Astrophysicist Priyamvada Natarajan, Yale professor of astronomy and physics was there. She writes science so people like me can understand. Her Mapping the Heavens follows astronomy/cosmology from myth to string theory. Brilliant!
And then ... I went to Houston in October and heard Barbara Kingsolver read. So of course I bought two more of her books, her most recent Unsheltered for a friend and Flight Behavior from 2012 for myself.

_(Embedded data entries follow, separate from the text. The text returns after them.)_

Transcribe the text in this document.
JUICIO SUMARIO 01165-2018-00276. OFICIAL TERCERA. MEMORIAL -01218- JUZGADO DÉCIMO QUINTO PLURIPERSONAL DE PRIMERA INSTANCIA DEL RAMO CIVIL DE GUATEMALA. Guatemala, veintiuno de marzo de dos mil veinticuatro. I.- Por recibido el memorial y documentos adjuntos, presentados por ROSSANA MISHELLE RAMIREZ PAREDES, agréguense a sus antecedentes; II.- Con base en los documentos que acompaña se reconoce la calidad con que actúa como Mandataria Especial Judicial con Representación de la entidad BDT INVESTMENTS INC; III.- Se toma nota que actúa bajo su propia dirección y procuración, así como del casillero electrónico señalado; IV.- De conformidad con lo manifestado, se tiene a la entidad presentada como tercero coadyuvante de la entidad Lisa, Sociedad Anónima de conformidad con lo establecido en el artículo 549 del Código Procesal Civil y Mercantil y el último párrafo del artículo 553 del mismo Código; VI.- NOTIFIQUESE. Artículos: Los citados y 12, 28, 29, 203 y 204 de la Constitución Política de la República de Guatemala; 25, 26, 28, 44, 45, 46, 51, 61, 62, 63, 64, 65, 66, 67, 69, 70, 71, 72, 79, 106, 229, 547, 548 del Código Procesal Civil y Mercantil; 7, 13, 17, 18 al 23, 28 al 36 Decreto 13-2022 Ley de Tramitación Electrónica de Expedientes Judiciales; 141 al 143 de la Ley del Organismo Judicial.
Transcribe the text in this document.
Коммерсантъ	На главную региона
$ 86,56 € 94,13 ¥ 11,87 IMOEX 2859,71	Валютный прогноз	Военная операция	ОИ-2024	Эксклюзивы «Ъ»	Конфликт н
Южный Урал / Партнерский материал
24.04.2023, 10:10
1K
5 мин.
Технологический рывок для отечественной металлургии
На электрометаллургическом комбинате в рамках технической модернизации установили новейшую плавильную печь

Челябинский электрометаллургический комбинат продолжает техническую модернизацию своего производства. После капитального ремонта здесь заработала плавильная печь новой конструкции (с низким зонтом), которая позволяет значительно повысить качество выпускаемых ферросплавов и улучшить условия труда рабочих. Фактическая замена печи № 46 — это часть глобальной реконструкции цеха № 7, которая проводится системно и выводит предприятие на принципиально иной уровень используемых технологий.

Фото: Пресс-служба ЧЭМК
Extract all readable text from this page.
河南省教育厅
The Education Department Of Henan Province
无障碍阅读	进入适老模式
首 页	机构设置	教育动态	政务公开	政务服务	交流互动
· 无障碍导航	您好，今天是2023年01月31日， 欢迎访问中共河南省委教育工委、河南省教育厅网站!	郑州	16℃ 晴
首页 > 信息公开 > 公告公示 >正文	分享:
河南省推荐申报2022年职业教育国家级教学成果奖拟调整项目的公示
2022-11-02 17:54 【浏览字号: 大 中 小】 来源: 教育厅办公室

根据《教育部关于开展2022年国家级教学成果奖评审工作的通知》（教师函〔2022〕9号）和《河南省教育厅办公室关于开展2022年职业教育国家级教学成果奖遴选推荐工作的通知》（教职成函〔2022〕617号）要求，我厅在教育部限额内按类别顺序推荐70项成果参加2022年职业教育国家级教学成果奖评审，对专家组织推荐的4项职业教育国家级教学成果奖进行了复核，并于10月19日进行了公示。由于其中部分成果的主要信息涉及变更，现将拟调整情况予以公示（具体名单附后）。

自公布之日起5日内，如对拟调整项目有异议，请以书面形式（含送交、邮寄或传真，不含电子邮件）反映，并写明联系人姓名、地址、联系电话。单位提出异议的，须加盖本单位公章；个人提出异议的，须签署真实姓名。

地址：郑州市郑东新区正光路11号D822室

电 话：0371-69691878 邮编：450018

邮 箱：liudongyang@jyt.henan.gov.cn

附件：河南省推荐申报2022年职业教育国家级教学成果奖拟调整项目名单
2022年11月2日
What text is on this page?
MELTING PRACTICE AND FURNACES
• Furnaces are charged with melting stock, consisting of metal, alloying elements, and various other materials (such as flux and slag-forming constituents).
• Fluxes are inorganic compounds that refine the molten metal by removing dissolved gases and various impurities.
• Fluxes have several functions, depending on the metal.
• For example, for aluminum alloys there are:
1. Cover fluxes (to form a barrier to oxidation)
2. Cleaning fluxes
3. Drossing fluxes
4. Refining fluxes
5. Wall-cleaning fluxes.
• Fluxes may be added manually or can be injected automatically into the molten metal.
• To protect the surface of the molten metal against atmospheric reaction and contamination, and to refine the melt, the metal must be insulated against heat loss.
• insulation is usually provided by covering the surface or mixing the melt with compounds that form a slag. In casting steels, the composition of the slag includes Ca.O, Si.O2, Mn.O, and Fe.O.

Flight Behavior takes on Climate Change and personal growth. Her main character Dellarobia Turnbow is an intelligent young mother, trapped in her own lack of education and her too early marriage to the wrong man. Climate Change has brought migrating monarch butterflies to her wrong valley in Tennessee instead of their right valley in Mexico. Change is inevitable.
Kingsolver's Poisonwood Bible may be my favorite novel now. I read it back in 2014. Check out my review of it.
I ended 2018 with another John Irving novel, Avenue of Mysteries. Irving writes books for writers. His main characters are often writers who think about things writers think about. In Avenue of Mysteries, the main character Juan Diego gives good advice to writers -- "Characters in novels are more understandable, more consistent, more predictable. No good novel is a mess; many so-called real lives are messy."
Certainly not an exhaustive list of the books I read in 2018, but these are the ones that I particularly remember. I hope your 2018 in books was as enjoyable as was my own.